The 2017 offseason is underway. The GM Meetings held this year in Boca Raton, FL serve as a nice aperitif to the Winter Meetings in about a month. The groundwork for some deals will be laid now, probably nothing significant will happen until a little later in the offseason.
The operating procedure of the Orioles in the Dan Duquette era has been to be slow, and calculating, playing at the edges of the free agent market to try and find value. With the little amount of news trickling out these days about the Orioles and free agents we should expect much of the same going forward in the 2017 offseason.
The Orioles were linked with right handed pitcher Peter Moylan by MLB.com’s Mark Bowman. Moylan has had an odd career path as he signed on with the Braves as a minor-league player/coach back in 2015. He had a horrendous 2013 for the Dodgers and did not reach the majors in 2014, but was able to cobble back together a career and has posted sub 3.50 ERAs in the major leagues since returning in 2015.
Last season, with the Royals, Moyaln pitched in a league leading 79 games, but only for 59.1 innings. Moylan posted a 3.49 ERA, good for a 129 ERA+, and struck out seven batters per nine innings. The issue for Moylan is that he struggles against left handed hitters. For his career he has a .849 OPS against versus left handed hitting. It is all the way down at .566 for right handed hitters.
Moylan would be a decent fit in the Orioles bullpen as a middle reliever, but he does not do much to solve their current problems. He makes a lot more sense if the rumors about a Zach Britton trade become true.
The Baltimore Sun’s Jon Meoli wrote an article yesterday outlining some veteran international free agents the Orioles may look into, highlighting players from both Japan and South Korea’s professional baseball leagues.
The Orioles have been down this road before with varying degrees of success. On the one hand with Miguel Gonzalez and Wei-Yin Chen and the on the other with Tsuyoshi Wada and Suk-min Yoon. Somewhere in the middle is Hyun Soo Kim.

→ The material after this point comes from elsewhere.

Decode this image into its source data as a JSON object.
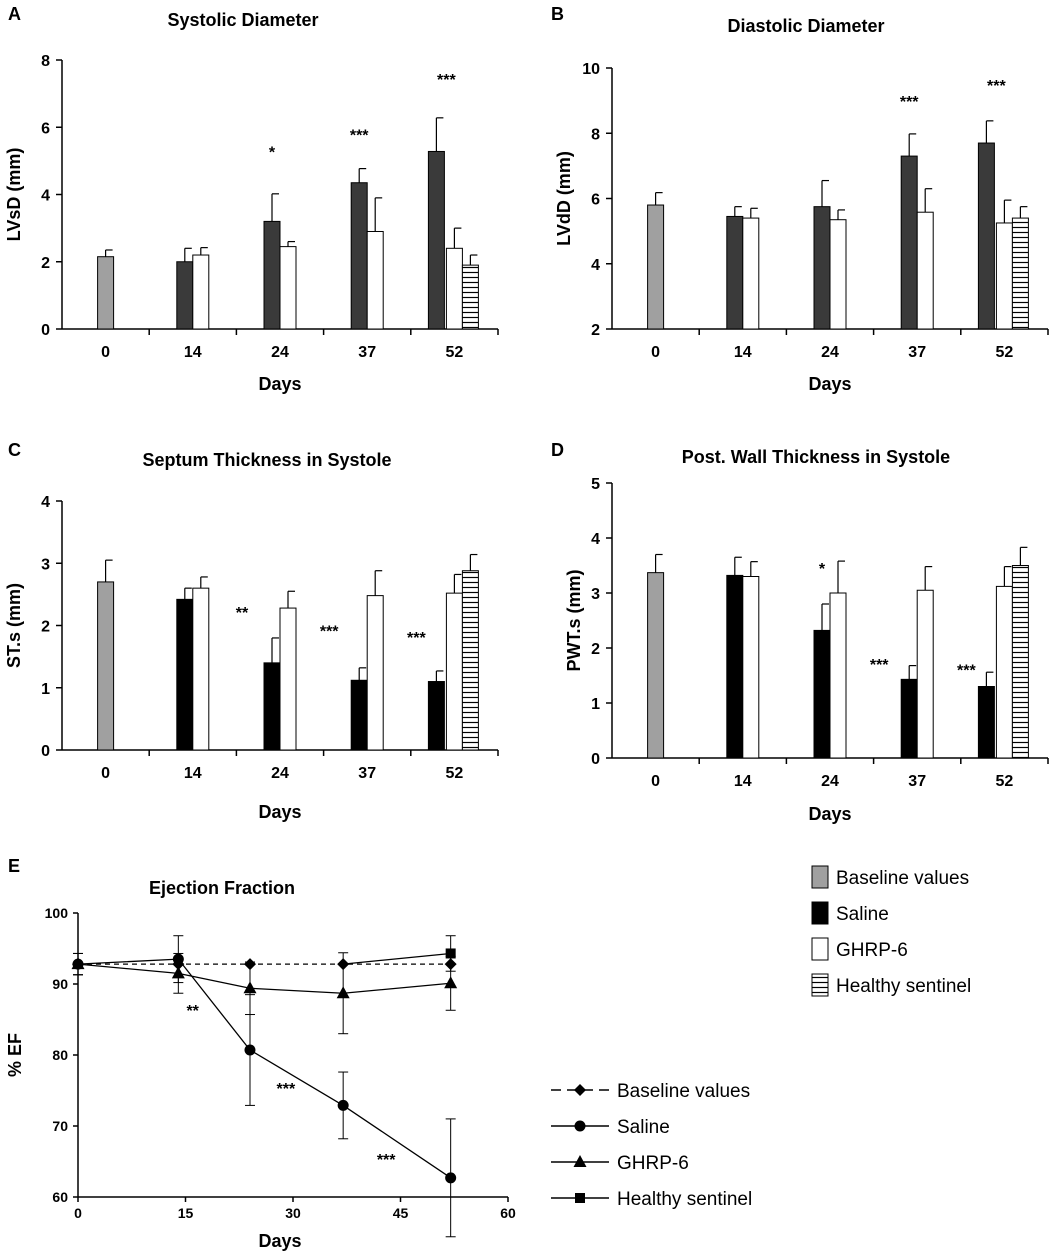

It may be hard for the Orioles to attract some players based on that track record, especially if there is really a belief among Korean players that the Orioles have been unfair, but money talks and many of the players that Meoli outlines are probably going to be on the bottom end of the free agent market.
The first is right-handed starting pitcher Miles Mikolas. Mikolas was drafted by the Padres in the 7th round back in 2009. He has appeared in 37 games in the major leagues posting a 5.32 ERA.
However, Mikolas has spent the last three years in the NPB and has a 2.90 ERA over 62 games, all starts. This past season he started 27 games, pitched 188.0 innings, and posted an ERA of 2.25. That included a 9.0 strikeouts per nine innings while only walking 1.1 batters per nine innings.
Mikolas, 29, is unlikely to command big bucks and has at least in Japan shown an ability to eat up some innings as a starter. While not the classic international professional free agent, Mikolas makes a lot of sense for an Orioles team that needs starters with at least a little upside.
Another pitcher that Meoli highlights is the Korean left hander Hyeon-jong Yang. Yang will turn 30 before the 2018 season begins and is again an atypical international target. But, the Orioles love to work with the atypical.
Yang has a 3.88 ERA across 11 seasons in the Korean Baseball Organization (KBO). Some of his best seasons have been his last three posting ERAs of 2.44, 3.68, and 3.44 respectively. Last season he started 31 games, threw 193.1 innings, and again posted a 3.44 ERA. Yang also struck out 7.4 batters per nine innings while only walking 2.1.
Being a lefty Yang makes a lot of sense for an Orioles rotation that has none especially considering their near constant obsession—at least in the media--about acquiring a left handed starter. Yang will not command a large annual salary or a long contract. But, unlike Mikolas he is not actually a free agent and would have to be posted by his team the Kia Tigers. They posted him back in 2014, but the winning bid was too low for the team’s liking. If he is posted, I would expect the Orioles to take a bite.
The Orioles will probably used as bargaining leverage in many rumors this offseason by player agents, but most of their action will again likely be at the margins and most likely late in the off season as well. We should not expect much else from a regime that has shown what their operating procedure is for the past couple of offseasons. It isn’t exciting, but it is what they do all the same.